Tony Kraft: Not His First Rodeo


Photo by Abby Kraft

Joel Sikora, Staff

Since the launch of BVU’s Ag Institute in 2019, students have been provided with new opportunities to engage with things both inside and outside their field of study. This has created new opportunities for others as well, including Tony Kraft, when becoming BVU’s assistant rodeo coach.  

Rodeo is something Kraft has been doing for most of his life: “I started riding sheep when I was four years old; I started riding steers when I was seven years old and started riding bulls when I was eleven years old.” It became what he did for a living until he was 28 — when it all seemingly came to an end.  

“I broke every bone in my face, basically … and my kids didn’t want me to do it anymore, so I hung it up.” While Kraft stopped riding, he never left the rodeo life entirely, taking on roles such as judging or serving on the board of a rodeo association. In 2014, with his family’s encouragement, Kraft took another shot at riding. Following a promising performance in the practice pen, Kraft decided to enter six bull riding competitions, winning five. Again, he made the decision to step away from riding.  

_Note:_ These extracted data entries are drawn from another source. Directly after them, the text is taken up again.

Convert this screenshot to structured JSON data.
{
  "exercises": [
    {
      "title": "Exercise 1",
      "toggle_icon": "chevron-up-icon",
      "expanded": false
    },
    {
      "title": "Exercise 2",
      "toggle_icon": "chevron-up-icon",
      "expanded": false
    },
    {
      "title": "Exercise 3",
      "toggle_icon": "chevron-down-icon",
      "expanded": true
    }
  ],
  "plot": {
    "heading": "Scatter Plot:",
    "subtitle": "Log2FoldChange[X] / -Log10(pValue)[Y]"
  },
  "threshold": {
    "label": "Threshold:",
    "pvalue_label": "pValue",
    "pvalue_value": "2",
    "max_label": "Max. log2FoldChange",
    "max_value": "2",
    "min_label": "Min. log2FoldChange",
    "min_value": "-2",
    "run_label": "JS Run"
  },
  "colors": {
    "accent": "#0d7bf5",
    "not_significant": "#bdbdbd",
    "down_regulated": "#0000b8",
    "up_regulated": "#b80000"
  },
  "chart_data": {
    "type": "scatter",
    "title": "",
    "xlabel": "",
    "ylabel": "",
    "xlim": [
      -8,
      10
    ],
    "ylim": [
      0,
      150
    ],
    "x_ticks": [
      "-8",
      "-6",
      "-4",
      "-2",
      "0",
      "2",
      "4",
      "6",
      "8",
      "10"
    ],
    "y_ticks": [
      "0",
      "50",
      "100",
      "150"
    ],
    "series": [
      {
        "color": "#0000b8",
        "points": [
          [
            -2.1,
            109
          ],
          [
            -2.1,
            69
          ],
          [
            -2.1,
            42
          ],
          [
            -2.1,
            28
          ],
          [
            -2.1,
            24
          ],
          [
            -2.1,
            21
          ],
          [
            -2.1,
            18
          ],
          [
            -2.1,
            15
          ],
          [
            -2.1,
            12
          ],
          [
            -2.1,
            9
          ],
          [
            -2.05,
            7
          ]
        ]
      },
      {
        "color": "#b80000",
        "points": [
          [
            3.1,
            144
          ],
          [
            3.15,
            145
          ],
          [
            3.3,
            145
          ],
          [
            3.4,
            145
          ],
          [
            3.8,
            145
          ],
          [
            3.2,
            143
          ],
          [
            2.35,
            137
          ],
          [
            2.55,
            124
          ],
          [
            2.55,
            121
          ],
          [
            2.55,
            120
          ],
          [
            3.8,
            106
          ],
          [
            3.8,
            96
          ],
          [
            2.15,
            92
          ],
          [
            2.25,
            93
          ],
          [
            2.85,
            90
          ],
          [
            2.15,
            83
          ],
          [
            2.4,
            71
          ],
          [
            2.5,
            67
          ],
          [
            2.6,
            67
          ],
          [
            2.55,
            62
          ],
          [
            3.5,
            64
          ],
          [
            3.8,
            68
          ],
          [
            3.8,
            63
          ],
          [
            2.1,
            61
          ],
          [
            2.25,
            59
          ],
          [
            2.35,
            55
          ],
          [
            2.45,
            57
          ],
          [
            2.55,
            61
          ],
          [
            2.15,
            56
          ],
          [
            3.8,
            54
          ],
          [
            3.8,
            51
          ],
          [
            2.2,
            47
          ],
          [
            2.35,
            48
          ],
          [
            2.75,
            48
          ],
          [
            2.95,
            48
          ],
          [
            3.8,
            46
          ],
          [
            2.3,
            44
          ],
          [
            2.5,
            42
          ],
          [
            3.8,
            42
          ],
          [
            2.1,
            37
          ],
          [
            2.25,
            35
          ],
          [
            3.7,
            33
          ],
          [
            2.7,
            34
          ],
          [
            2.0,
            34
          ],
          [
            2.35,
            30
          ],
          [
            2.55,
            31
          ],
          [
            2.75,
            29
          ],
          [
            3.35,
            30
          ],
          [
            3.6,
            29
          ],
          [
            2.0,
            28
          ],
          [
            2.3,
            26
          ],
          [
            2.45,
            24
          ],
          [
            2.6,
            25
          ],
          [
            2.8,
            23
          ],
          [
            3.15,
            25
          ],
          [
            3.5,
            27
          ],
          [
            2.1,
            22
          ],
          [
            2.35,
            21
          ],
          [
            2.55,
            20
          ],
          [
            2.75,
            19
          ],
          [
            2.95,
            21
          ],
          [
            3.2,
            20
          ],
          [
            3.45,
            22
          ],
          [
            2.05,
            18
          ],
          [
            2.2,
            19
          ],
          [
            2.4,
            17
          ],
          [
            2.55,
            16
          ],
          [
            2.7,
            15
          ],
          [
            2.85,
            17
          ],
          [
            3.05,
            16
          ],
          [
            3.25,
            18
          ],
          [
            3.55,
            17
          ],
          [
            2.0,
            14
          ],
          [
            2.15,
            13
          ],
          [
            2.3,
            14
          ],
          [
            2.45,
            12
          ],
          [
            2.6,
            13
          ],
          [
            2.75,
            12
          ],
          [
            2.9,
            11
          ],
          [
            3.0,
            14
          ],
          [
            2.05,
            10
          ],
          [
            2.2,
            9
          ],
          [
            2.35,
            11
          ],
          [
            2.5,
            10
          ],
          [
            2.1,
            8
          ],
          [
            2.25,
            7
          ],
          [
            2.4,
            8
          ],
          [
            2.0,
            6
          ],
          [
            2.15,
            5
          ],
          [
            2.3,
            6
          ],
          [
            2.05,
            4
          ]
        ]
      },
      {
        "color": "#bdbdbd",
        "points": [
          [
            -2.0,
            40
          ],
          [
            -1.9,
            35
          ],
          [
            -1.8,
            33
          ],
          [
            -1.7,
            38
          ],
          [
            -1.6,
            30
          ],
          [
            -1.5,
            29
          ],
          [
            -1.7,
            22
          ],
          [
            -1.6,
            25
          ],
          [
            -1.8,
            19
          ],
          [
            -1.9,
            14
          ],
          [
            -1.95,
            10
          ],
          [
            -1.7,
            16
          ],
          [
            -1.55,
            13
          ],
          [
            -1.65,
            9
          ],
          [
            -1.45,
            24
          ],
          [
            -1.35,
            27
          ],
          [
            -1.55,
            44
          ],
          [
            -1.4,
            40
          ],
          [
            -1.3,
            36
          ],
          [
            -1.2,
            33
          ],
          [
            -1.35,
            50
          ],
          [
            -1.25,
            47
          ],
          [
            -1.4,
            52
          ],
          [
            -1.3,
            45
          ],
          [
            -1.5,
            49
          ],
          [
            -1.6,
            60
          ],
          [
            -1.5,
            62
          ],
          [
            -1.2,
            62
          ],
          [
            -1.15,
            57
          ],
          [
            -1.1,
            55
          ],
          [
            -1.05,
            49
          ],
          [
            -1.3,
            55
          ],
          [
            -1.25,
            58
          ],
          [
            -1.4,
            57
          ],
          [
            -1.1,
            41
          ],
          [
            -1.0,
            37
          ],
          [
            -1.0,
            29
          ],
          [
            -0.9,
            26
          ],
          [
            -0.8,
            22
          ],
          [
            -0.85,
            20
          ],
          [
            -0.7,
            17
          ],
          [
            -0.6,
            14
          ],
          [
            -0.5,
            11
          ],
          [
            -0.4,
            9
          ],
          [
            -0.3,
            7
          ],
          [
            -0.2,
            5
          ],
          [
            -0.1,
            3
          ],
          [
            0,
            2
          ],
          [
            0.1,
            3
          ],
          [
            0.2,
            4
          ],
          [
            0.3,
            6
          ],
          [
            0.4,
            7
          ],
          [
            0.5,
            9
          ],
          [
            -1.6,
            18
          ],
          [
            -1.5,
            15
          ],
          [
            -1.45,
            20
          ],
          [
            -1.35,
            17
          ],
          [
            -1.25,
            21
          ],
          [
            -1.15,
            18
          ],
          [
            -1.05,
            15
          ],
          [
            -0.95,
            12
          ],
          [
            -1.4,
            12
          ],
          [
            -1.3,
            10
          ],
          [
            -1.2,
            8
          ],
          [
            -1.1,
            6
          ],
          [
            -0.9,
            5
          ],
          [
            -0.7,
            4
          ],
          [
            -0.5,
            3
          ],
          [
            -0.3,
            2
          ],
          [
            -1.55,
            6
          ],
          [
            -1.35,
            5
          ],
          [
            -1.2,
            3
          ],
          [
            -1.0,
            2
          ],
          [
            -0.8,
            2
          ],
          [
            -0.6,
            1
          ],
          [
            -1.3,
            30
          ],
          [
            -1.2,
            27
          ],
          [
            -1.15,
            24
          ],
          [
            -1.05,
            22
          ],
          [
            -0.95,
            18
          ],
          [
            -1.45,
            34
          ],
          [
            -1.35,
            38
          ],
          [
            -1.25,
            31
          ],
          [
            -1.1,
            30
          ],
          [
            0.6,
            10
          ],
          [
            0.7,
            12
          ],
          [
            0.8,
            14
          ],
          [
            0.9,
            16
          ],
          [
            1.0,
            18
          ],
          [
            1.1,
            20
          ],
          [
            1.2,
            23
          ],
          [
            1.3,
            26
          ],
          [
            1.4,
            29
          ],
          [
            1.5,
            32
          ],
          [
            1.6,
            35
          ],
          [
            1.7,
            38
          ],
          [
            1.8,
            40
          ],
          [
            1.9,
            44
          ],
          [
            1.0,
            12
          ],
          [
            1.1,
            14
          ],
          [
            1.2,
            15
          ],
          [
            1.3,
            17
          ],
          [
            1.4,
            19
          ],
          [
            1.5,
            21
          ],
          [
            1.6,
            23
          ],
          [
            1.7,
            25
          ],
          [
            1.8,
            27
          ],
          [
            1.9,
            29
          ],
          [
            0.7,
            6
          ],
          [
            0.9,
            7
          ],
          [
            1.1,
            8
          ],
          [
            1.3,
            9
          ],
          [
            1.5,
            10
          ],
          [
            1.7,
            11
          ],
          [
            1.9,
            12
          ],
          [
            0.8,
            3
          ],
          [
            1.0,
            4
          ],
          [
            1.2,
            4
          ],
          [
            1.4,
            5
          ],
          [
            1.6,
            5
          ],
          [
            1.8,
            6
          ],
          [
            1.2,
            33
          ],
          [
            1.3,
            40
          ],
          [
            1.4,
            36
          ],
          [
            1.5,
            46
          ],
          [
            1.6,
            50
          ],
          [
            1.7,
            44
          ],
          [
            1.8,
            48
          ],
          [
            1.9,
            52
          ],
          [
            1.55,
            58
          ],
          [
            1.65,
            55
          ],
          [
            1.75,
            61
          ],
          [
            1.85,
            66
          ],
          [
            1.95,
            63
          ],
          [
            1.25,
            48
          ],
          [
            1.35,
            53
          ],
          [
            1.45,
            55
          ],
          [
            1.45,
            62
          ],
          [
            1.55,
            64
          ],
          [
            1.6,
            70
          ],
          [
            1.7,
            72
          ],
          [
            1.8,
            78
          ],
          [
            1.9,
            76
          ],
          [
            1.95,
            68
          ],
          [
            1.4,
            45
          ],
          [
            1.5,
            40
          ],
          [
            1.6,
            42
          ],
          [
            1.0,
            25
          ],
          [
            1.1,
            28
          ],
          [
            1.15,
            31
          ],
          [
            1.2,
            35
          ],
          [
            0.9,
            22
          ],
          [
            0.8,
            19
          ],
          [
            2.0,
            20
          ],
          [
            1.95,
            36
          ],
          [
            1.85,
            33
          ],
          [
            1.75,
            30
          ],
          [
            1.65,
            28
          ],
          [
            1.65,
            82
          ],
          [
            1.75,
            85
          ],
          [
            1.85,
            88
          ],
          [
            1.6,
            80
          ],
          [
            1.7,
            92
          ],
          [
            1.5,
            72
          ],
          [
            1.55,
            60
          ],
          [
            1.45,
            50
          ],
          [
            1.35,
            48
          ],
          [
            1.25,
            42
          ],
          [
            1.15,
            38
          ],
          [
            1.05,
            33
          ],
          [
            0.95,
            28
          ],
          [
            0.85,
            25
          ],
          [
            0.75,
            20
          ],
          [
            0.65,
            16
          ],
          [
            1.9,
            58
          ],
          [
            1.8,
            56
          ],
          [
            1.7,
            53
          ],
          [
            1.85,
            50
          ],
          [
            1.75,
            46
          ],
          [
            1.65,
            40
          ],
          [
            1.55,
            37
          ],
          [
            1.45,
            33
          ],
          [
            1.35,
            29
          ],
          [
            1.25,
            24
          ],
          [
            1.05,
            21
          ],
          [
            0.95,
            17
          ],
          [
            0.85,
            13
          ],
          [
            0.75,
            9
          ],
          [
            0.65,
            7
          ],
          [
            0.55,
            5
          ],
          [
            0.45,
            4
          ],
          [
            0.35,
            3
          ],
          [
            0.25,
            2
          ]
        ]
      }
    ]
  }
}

When presented with the chance of becoming the assistant coach for the rodeo team, Kraft jumped at the idea. “That’s my passion and, pretty much, my life … so it was kind of like a job that anyone would want,” Kraft said.  

As an extracurricular, rodeo can be a great learning experience for students. Dylan Reimer, a junior majoring in Ag Business, has been a member of the BVU rodeo program since last year. Reimer has learned a lot with the help of Kraft. “Right now, we’re working on a lot of horsemanship skills, roping, we’ve moved cattle, basically just everything to learn to become a better horseman,” Reimer said. “Not only do we learn how to rodeo, but it’s more of a character-building exercise, also.” 

With the season starting up at the end of March, any interested students are encouraged to get involved by contacting either Tony Kraft or Head Coach Marty Barnes. No experience is necessary to join the rodeo club. “It’s good to get kids involved that don’t know much about rodeo to try and grow the sport,” Kraft said. Reimer also agrees that it is great to be involved in: “The rodeo club is a great way to make friends. It’s awesome for getting out after school and just doing something you enjoy.” 

To sum up rodeo, Kraft offered: “It’s not just a sport … it’s a lifestyle.”